All of them have their own features, and yet the piece holds together as a cohesive unit that seems like it really goes from the beginning all the way to the end as one journey. So it doesn't just sound like a set of variations. It has a really clear line that drives to the end. It's magnificent music. It's got a very soulful quality that's hard to articulate, but I've often associated with his music.

BENMARK: And then we have Minsoo Sohn, the soloist on the "Rhapsody on a Theme by Paganini," Rachmaninoff. One of the best-loved Romantic pieces ever. Tell me about that, and the contrast between that and the other pieces on the program.

NOE: I suppose in the variations sense, there's, you would think there would be a link, because you've got the concerto variations of Ginastera, and then the Paganini variations. But the Ginastera variations is not based on the same tune over and over.
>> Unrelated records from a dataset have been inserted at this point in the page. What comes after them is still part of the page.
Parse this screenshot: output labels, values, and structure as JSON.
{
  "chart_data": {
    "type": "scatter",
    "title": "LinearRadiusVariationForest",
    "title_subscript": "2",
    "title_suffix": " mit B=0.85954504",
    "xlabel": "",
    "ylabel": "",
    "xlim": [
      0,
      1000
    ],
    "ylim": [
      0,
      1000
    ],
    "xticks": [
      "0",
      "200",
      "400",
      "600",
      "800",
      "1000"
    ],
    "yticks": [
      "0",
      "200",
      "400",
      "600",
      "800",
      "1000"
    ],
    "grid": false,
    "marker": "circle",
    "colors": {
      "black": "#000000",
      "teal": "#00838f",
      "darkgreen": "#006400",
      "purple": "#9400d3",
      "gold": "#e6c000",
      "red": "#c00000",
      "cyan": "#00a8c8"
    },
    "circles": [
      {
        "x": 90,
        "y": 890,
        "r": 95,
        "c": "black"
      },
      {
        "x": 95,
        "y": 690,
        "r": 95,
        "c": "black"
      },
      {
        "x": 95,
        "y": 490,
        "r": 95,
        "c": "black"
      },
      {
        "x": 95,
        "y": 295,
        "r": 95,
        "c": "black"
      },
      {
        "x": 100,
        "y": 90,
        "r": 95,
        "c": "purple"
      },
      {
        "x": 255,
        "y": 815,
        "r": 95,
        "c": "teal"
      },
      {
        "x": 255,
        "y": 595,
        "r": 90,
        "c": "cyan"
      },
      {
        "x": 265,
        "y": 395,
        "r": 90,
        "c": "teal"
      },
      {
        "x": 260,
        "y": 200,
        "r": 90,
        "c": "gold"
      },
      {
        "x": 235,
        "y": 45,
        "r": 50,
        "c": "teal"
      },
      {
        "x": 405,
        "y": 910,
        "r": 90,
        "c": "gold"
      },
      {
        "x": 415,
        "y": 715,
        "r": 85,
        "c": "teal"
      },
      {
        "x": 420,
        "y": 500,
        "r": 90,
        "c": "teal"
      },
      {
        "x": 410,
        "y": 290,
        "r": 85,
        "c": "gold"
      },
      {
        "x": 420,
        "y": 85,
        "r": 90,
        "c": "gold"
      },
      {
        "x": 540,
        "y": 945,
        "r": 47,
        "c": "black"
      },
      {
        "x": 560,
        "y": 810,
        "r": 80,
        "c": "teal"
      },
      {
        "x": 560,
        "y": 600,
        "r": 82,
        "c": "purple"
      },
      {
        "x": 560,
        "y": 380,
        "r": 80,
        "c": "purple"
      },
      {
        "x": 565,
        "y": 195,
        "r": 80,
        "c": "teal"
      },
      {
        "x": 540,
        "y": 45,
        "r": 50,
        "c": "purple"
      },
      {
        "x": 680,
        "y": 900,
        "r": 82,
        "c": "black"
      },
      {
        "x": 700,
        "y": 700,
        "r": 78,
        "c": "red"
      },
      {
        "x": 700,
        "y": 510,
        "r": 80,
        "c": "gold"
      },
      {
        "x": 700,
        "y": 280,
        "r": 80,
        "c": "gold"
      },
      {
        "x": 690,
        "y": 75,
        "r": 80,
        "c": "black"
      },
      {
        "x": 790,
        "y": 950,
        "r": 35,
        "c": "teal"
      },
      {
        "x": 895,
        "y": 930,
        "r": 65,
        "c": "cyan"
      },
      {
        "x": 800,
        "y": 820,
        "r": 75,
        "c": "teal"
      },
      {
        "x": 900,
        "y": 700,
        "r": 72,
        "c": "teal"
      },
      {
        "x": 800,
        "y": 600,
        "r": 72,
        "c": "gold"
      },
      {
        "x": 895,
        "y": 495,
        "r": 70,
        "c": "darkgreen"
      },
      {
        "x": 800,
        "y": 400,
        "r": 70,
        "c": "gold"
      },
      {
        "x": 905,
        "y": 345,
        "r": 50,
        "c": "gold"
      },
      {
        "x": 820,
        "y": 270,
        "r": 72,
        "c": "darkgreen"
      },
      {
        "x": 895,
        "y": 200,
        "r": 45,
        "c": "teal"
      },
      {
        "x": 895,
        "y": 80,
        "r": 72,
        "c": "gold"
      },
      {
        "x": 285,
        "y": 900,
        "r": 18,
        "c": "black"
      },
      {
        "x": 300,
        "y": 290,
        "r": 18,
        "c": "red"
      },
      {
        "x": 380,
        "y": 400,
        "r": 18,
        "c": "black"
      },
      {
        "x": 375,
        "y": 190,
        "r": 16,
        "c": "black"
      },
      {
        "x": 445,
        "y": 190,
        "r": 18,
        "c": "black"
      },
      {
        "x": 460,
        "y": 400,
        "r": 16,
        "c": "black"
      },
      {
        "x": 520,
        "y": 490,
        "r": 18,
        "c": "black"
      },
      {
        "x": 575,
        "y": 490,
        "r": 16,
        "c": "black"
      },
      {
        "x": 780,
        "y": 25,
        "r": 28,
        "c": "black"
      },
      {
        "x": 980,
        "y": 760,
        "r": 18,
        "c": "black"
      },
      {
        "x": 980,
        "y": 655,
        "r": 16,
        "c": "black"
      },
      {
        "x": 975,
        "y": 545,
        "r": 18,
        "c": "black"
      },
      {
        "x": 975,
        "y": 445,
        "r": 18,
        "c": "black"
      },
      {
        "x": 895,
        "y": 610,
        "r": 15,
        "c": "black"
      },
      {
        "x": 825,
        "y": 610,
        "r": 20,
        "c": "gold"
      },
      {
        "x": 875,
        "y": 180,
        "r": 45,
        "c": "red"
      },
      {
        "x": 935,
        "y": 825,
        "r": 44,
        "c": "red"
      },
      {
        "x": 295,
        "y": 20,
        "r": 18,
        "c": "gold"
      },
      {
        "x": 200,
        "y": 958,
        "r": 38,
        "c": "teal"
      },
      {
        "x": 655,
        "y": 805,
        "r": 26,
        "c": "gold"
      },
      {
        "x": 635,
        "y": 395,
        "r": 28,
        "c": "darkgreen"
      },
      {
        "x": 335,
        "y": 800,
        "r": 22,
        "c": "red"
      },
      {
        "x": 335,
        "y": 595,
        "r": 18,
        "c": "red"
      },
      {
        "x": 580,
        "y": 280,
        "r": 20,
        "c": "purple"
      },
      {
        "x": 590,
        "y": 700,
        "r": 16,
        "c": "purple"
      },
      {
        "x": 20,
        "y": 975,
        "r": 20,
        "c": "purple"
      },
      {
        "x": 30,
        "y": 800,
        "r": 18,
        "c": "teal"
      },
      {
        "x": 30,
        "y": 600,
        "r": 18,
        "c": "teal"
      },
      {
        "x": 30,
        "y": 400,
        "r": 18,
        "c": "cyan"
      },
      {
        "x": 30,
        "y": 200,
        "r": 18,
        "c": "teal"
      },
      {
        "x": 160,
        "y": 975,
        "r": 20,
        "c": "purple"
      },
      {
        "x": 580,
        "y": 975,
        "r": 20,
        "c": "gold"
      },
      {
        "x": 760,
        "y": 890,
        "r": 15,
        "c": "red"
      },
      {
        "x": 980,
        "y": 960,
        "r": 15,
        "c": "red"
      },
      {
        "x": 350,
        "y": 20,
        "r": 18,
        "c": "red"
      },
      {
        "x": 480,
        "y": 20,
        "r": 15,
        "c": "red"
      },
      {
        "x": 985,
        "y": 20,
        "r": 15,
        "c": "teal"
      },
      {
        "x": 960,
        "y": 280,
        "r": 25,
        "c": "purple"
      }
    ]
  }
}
The famous Paganini variations, which is based on (sings), is essentially that same tune over and over. And there are 24 movements in this, each one, of course, very short. But what is amazing is Rachmaninoff's ability to just mine endless riches out of the same little simple material. I mean, when you hear Variation 2 and then 17, and then the famous one which is 18, which is (sings), for which I'm a complete sucker. Every time we get there, I just die.

You just think, this is why these people are famous, great creators of the best art, is because they can somehow pull these nuggets out of salient little bits of material that we don't see. We think, (sings), okay fine. They don't see it that way. They think, oh, well, if I flip it upside down, I can do this. Oh, and if I make it longer I can do this. Well, if I harmonize it this way, I can do this. Or if I just gave it to this instrument it would sound different. And they, they're geniuses, you know?

And see, I just point at stuff. I'm just a conductor. I just point and complain, you know. If I was really talented, I would actually compose, but you know. We all bow down to people like Rachmaninoff, Ginastera, and Mozart. That's for sure.